These standards are a rat’s nest, unfortunately complicated by marketing and unwitting vendors.
The SFF-8087 (and 8088) is a standard for exclusively the mechanical connector shell/plug. The actual electrical connection specification accompanying the 8087/8088 connector is the SFF-8086 standard, which is a 4-lane solution rated at 10Gbps per lane. It is rarely used for SAS3 applications for this reason - negotiation will work, but throughput will be limited to the maximum the connector is electrically capable of. An 8087 SAS3 card exists for the purposes of maximizing profits.

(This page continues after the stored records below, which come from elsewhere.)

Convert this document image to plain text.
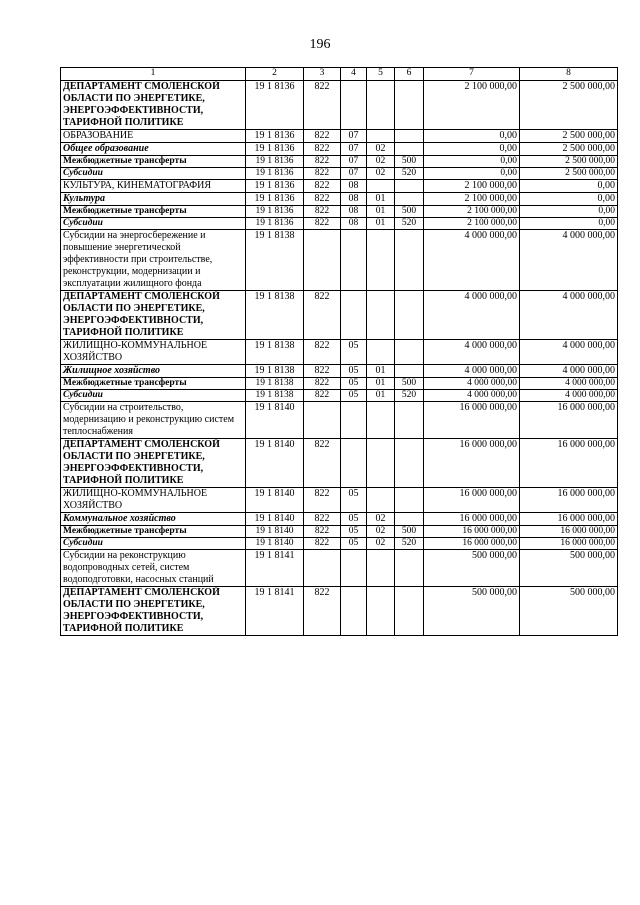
196
1	2	3	4	5	6	7	8
ДЕПАРТАМЕНТ СМОЛЕНСКОЙ ОБЛАСТИ ПО ЭНЕРГЕТИКЕ, ЭНЕРГОЭФФЕКТИВНОСТИ, ТАРИФНОЙ ПОЛИТИКЕ	19 1 8136	822				2 100 000,00	2 500 000,00
ОБРАЗОВАНИЕ	19 1 8136	822	07			0,00	2 500 000,00
Общее образование	19 1 8136	822	07	02		0,00	2 500 000,00
Межбюджетные трансферты	19 1 8136	822	07	02	500	0,00	2 500 000,00
Субсидии	19 1 8136	822	07	02	520	0,00	2 500 000,00
КУЛЬТУРА, КИНЕМАТОГРАФИЯ	19 1 8136	822	08			2 100 000,00	0,00
Культура	19 1 8136	822	08	01		2 100 000,00	0,00
Межбюджетные трансферты	19 1 8136	822	08	01	500	2 100 000,00	0,00
Субсидии	19 1 8136	822	08	01	520	2 100 000,00	0,00
Субсидии на энергосбережение и повышение энергетической эффективности при строительстве, реконструкции, модернизации и эксплуатации жилищного фонда	19 1 8138					4 000 000,00	4 000 000,00
ДЕПАРТАМЕНТ СМОЛЕНСКОЙ ОБЛАСТИ ПО ЭНЕРГЕТИКЕ, ЭНЕРГОЭФФЕКТИВНОСТИ, ТАРИФНОЙ ПОЛИТИКЕ	19 1 8138	822				4 000 000,00	4 000 000,00
ЖИЛИЩНО-КОММУНАЛЬНОЕ ХОЗЯЙСТВО	19 1 8138	822	05			4 000 000,00	4 000 000,00
Жилищное хозяйство	19 1 8138	822	05	01		4 000 000,00	4 000 000,00
Межбюджетные трансферты	19 1 8138	822	05	01	500	4 000 000,00	4 000 000,00
Субсидии	19 1 8138	822	05	01	520	4 000 000,00	4 000 000,00
Субсидии на строительство, модернизацию и реконструкцию систем теплоснабжения	19 1 8140					16 000 000,00	16 000 000,00
ДЕПАРТАМЕНТ СМОЛЕНСКОЙ ОБЛАСТИ ПО ЭНЕРГЕТИКЕ, ЭНЕРГОЭФФЕКТИВНОСТИ, ТАРИФНОЙ ПОЛИТИКЕ	19 1 8140	822				16 000 000,00	16 000 000,00
ЖИЛИЩНО-КОММУНАЛЬНОЕ ХОЗЯЙСТВО	19 1 8140	822	05			16 000 000,00	16 000 000,00
Коммунальное хозяйство	19 1 8140	822	05	02		16 000 000,00	16 000 000,00
Межбюджетные трансферты	19 1 8140	822	05	02	500	16 000 000,00	16 000 000,00
Субсидии	19 1 8140	822	05	02	520	16 000 000,00	16 000 000,00
Субсидии на реконструкцию водопроводных сетей, систем водоподготовки, насосных станций	19 1 8141					500 000,00	500 000,00
ДЕПАРТАМЕНТ СМОЛЕНСКОЙ ОБЛАСТИ ПО ЭНЕРГЕТИКЕ, ЭНЕРГОЭФФЕКТИВНОСТИ, ТАРИФНОЙ ПОЛИТИКЕ	19 1 8141	822				500 000,00	500 000,00
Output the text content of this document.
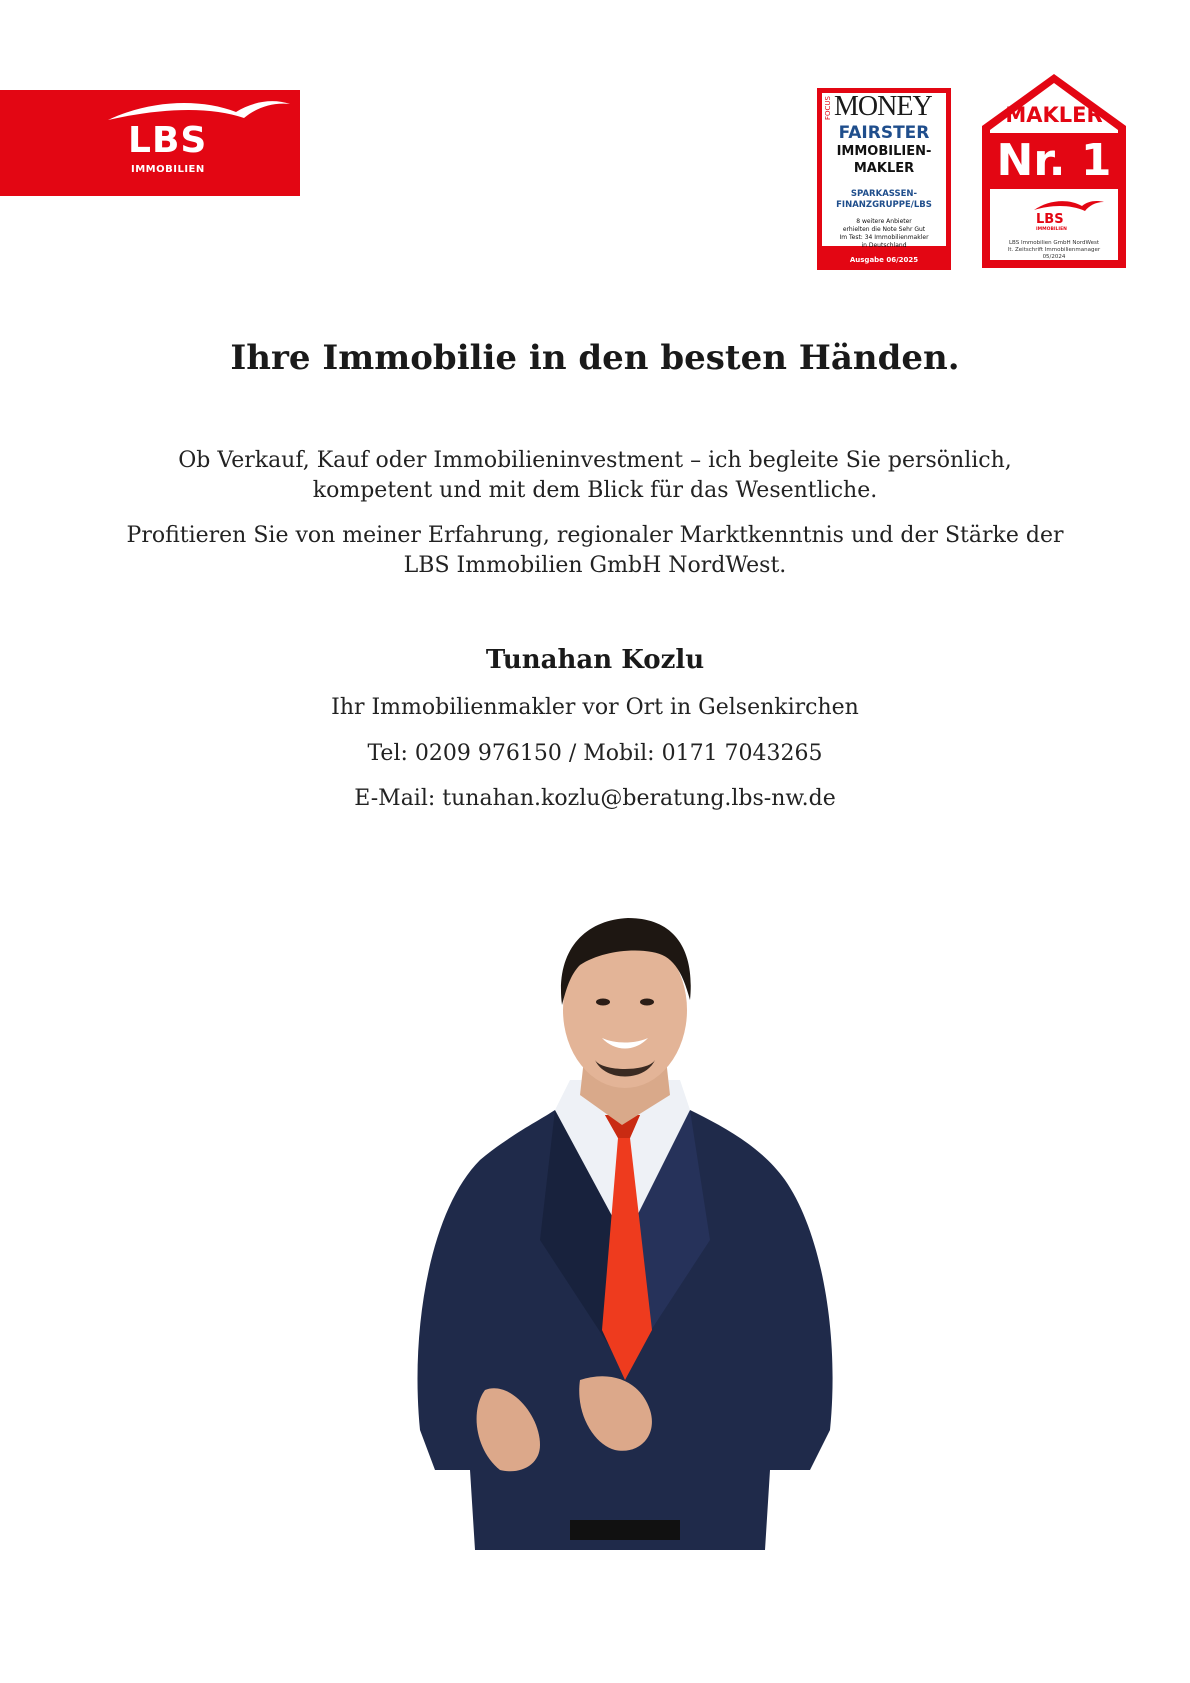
LBS
IMMOBILIEN
FOCUS MONEY
FAIRSTER
IMMOBILIEN-
MAKLER
SPARKASSEN-
FINANZGRUPPE/LBS
8 weitere Anbieter
erhielten die Note Sehr Gut
Im Test: 34 Immobilienmakler
in Deutschland
Ausgabe 06/2025
MAKLER
Nr. 1
LBS
IMMOBILIEN
LBS Immobilien GmbH NordWest
lt. Zeitschrift Immobilienmanager
05/2024
Ihre Immobilie in den besten Händen.
Ob Verkauf, Kauf oder Immobilieninvestment – ich begleite Sie persönlich, kompetent und mit dem Blick für das Wesentliche.
Profitieren Sie von meiner Erfahrung, regionaler Marktkenntnis und der Stärke der LBS Immobilien GmbH NordWest.
Tunahan Kozlu
Ihr Immobilienmakler vor Ort in Gelsenkirchen
Tel: 0209 976150 / Mobil: 0171 7043265
E-Mail: tunahan.kozlu@beratung.lbs-nw.de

There is a similar conflation with the SFF-8482 standard - SFF-8482 is for the mechanical structure of the dual 7-pin + 15-pin connector set. It defines the physical structure and mating, pin offsets for contact sequencing, means of retention, etc. It has been paired with several electrical specifications, particularly SFF-8678 (originally SAS1, later updated to SAS2), SFF-8680 (originally SAS2, later updated to SAS3 - this is why 6Gbps is not mentioned in the SFF-8482 document when they mention the specifications used in conjunction), and SFF-8681 (SAS4). The actual cable names should be according to these electrical specifications which also refer back to 8482 and thus encompass the whole connector assembly, but they are not. Most SFF-8482 cables you see for sale are likely SFF-8680.
For clarification:
SAS1 = 3Gbps
SAS2 = 6Gbps
SAS3 = 12Gbps
SAS4 = 24Gbps
SFF-8086 (+ 8087/8088) is primarily used as a SAS2 connector, but is capable of up to 10Gbps per lane. Will negotiate at 12Gbps, but top rated speed is 10Gbps.

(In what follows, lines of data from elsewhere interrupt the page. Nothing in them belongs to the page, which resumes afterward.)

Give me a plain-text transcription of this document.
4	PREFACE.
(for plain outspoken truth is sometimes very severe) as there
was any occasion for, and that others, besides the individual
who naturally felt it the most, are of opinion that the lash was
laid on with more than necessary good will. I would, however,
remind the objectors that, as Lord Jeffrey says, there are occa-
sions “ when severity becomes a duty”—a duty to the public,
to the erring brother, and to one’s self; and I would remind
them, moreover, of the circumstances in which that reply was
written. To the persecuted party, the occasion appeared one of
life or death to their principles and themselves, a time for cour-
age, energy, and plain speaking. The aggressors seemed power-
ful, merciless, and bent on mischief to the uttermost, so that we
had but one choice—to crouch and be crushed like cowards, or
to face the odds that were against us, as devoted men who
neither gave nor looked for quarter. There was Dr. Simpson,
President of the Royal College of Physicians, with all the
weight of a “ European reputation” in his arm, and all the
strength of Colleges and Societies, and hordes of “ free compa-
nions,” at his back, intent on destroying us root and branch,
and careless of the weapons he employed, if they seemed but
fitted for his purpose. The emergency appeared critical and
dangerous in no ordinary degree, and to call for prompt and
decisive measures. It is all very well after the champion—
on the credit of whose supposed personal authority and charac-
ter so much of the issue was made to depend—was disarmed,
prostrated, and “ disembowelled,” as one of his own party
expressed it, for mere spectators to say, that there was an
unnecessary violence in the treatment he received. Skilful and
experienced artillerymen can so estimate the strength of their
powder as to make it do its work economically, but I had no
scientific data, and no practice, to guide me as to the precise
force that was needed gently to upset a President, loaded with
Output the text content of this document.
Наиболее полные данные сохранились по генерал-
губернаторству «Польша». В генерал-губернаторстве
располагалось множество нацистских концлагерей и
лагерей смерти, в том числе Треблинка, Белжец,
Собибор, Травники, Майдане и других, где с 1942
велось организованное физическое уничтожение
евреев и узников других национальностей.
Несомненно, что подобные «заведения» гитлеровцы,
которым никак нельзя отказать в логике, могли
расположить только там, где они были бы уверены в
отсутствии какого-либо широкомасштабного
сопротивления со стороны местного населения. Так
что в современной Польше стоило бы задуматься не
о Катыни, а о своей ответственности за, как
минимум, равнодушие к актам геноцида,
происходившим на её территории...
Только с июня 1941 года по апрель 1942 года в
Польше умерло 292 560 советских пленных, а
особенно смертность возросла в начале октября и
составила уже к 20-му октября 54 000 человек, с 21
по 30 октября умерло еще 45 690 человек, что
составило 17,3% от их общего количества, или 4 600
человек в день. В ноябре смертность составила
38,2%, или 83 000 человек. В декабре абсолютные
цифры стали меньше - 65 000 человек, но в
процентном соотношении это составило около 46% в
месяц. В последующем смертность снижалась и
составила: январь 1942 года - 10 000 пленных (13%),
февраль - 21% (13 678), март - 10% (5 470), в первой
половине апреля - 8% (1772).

SFF-8482 is the framework used on all 15+7+7-pin connectors (and even U.2 connectors) - SFF-8678, SFF-8680, SFF-8681. Each of these three builds on the former.
SFF-8678 = 3Gbps or 6Gbps
SFF-8680 = 3Gbps or 6Gbps or 12Gbps
SFF-8681 = 3Gbps or 6Gbps or 12Gbps or 24Gbps
All of this information is based exclusively on the standard documentation available from SNIA, ECIA, IEEE, etc. All of the above is spread across the SNIA documents for those standards explicitly mentioned, and maybe a few others that are more general (SFF-8024 perhaps) - the other sources may be useful for additional context on design choices. Many other things you have read on this topic are liable to be wrong, and are probably based on marketing material from vendors - anything that does not explicitly reference the actual standards is probably based on inaccurate sources (I’m looking at you, Wikipedia).